States, the court made clear by a 6-3 vote, act unconstitutionally when they adopt measures that significantly reduce the number of people who can be recruited to gather signatures, thus reducing the number of voters contacted and cutting down chances that a proposal will get onto the ballot. Although states have some leeway to control the voter-initiative process, Justice Ruth Bader Ginsburg wrote, the court will "guard against hindrances to political conversations and the exchange of ideas."
A signature-gatherer, when asking for support for a measure, is engaging one-on-one in "core political speech" fully protected by the First Amendment, the court said.
Ruling on three provisions adopted in Colorado in an effort to attack potential fraud when out-of-state interests mount initiative drives in the state, the court nullified these restrictions:
By a unanimous vote, a requirement that all those who circulate petitions for ballot measures must wear an ID badge showing their name.
By a 6-3 vote, a requirement that gatherers must be registered to vote in Colorado.
By a 6-3 vote, a requirement that supporters of measures disclose who petition-gatherers were and how much each got paid.
The court did not decide whether a state may require gatherers actually to live in the state, because that was not at issue this time. But Chief Justice William H. Rehnquist, in a partial dissent, complained that the court had put that kind of restriction in doubt, too.
The court also did not rule on states' power to control those who gather signatures to nominate candidates. At least 19 states require those gatherers to be registered voters. Maryland is not one of those states.
Although the court was unanimous in voiding the badge requirement, the dissenters on the other points complained strongly that the court was making it too difficult for states to police the initiative process.
Rehnquist noted that the initiative, once a widely admired method of citizen participation, "has come to be more and more influenced by out-of-state interests which employ professional firms doing a nationwide business."
He and the other dissenters, Justices Stephen G. Breyer and Sandra Day O'Connor, argued that states should have wider authority to confine the initiative to individuals linked to the state's own political process.
In a separate, 8-1 decision, the court ruled that if passengers suffer an injury or lose baggage during an international flight, they have no legal remedy unless compensation is available under a 1929 treaty, the Warsaw Convention.

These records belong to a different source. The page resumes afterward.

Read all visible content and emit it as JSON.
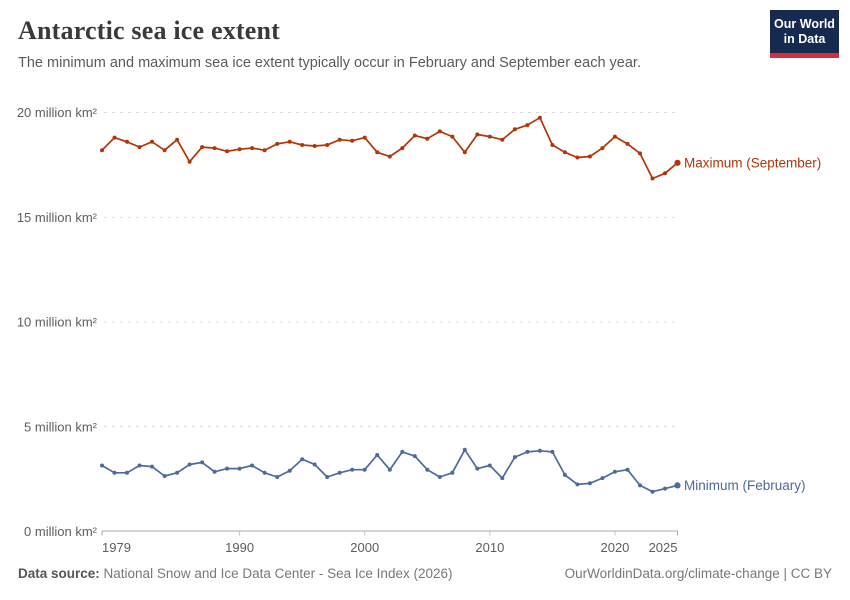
{
  "header": {
    "title": "Antarctic sea ice extent",
    "subtitle": "The minimum and maximum sea ice extent typically occur in February and September each year."
  },
  "logo": {
    "line1": "Our World",
    "line2": "in Data",
    "background_color": "#16294e",
    "accent_color": "#d22e3e"
  },
  "chart_data": {
    "type": "line",
    "title": "Antarctic sea ice extent",
    "xlabel": "",
    "ylabel": "million km²",
    "ylim": [
      0,
      20
    ],
    "xlim": [
      1979,
      2025
    ],
    "grid": "horizontal-dashed",
    "legend_position": "line-end-labels",
    "x": [
      1979,
      1980,
      1981,
      1982,
      1983,
      1984,
      1985,
      1986,
      1987,
      1988,
      1989,
      1990,
      1991,
      1992,
      1993,
      1994,
      1995,
      1996,
      1997,
      1998,
      1999,
      2000,
      2001,
      2002,
      2003,
      2004,
      2005,
      2006,
      2007,
      2008,
      2009,
      2010,
      2011,
      2012,
      2013,
      2014,
      2015,
      2016,
      2017,
      2018,
      2019,
      2020,
      2021,
      2022,
      2023,
      2024,
      2025
    ],
    "series": [
      {
        "name": "Maximum (September)",
        "color": "#B13507",
        "values": [
          18.2,
          18.8,
          18.6,
          18.35,
          18.6,
          18.2,
          18.7,
          17.65,
          18.35,
          18.3,
          18.15,
          18.25,
          18.3,
          18.2,
          18.5,
          18.6,
          18.45,
          18.4,
          18.45,
          18.7,
          18.65,
          18.8,
          18.1,
          17.9,
          18.3,
          18.9,
          18.75,
          19.1,
          18.85,
          18.1,
          18.95,
          18.85,
          18.7,
          19.2,
          19.4,
          19.75,
          18.45,
          18.1,
          17.85,
          17.9,
          18.3,
          18.85,
          18.5,
          18.05,
          16.85,
          17.1,
          17.6
        ]
      },
      {
        "name": "Minimum (February)",
        "color": "#4C6A9C",
        "values": [
          3.15,
          2.8,
          2.8,
          3.15,
          3.1,
          2.65,
          2.8,
          3.2,
          3.3,
          2.85,
          3.0,
          3.0,
          3.15,
          2.8,
          2.6,
          2.9,
          3.45,
          3.2,
          2.6,
          2.8,
          2.95,
          2.95,
          3.65,
          2.95,
          3.8,
          3.6,
          2.95,
          2.6,
          2.8,
          3.9,
          3.0,
          3.15,
          2.55,
          3.55,
          3.8,
          3.85,
          3.8,
          2.7,
          2.25,
          2.3,
          2.55,
          2.85,
          2.95,
          2.2,
          1.9,
          2.05,
          2.2
        ]
      }
    ],
    "yticks": [
      {
        "value": 0,
        "label": "0 million km²"
      },
      {
        "value": 5,
        "label": "5 million km²"
      },
      {
        "value": 10,
        "label": "10 million km²"
      },
      {
        "value": 15,
        "label": "15 million km²"
      },
      {
        "value": 20,
        "label": "20 million km²"
      }
    ],
    "xticks": [
      {
        "value": 1979,
        "label": "1979"
      },
      {
        "value": 1990,
        "label": "1990"
      },
      {
        "value": 2000,
        "label": "2000"
      },
      {
        "value": 2010,
        "label": "2010"
      },
      {
        "value": 2020,
        "label": "2020"
      },
      {
        "value": 2025,
        "label": "2025"
      }
    ]
  },
  "footer": {
    "source_label": "Data source:",
    "source_text": " National Snow and Ice Data Center - Sea Ice Index (2026)",
    "attribution": "OurWorldinData.org/climate-change | CC BY"
  }
}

If no such remedy is available because, for example, no bodily injury resulted, then a separate lawsuit in an American state court for mental distress or harm is barred, according to the ruling. The ruling came in the case of a New York City woman who was subjected to a body search -- including her breasts and groin -- and was required to partially strip during a security search before boarding an El Al Airlines flight in New York, bound for Tel Aviv.
The search turned up no evidence barring her boarding, but she later sought to sue. The court said her lawsuit was barred by recent Senate approval of a change in the treaty that forbids such lawsuits if the Convention supplies no recovery.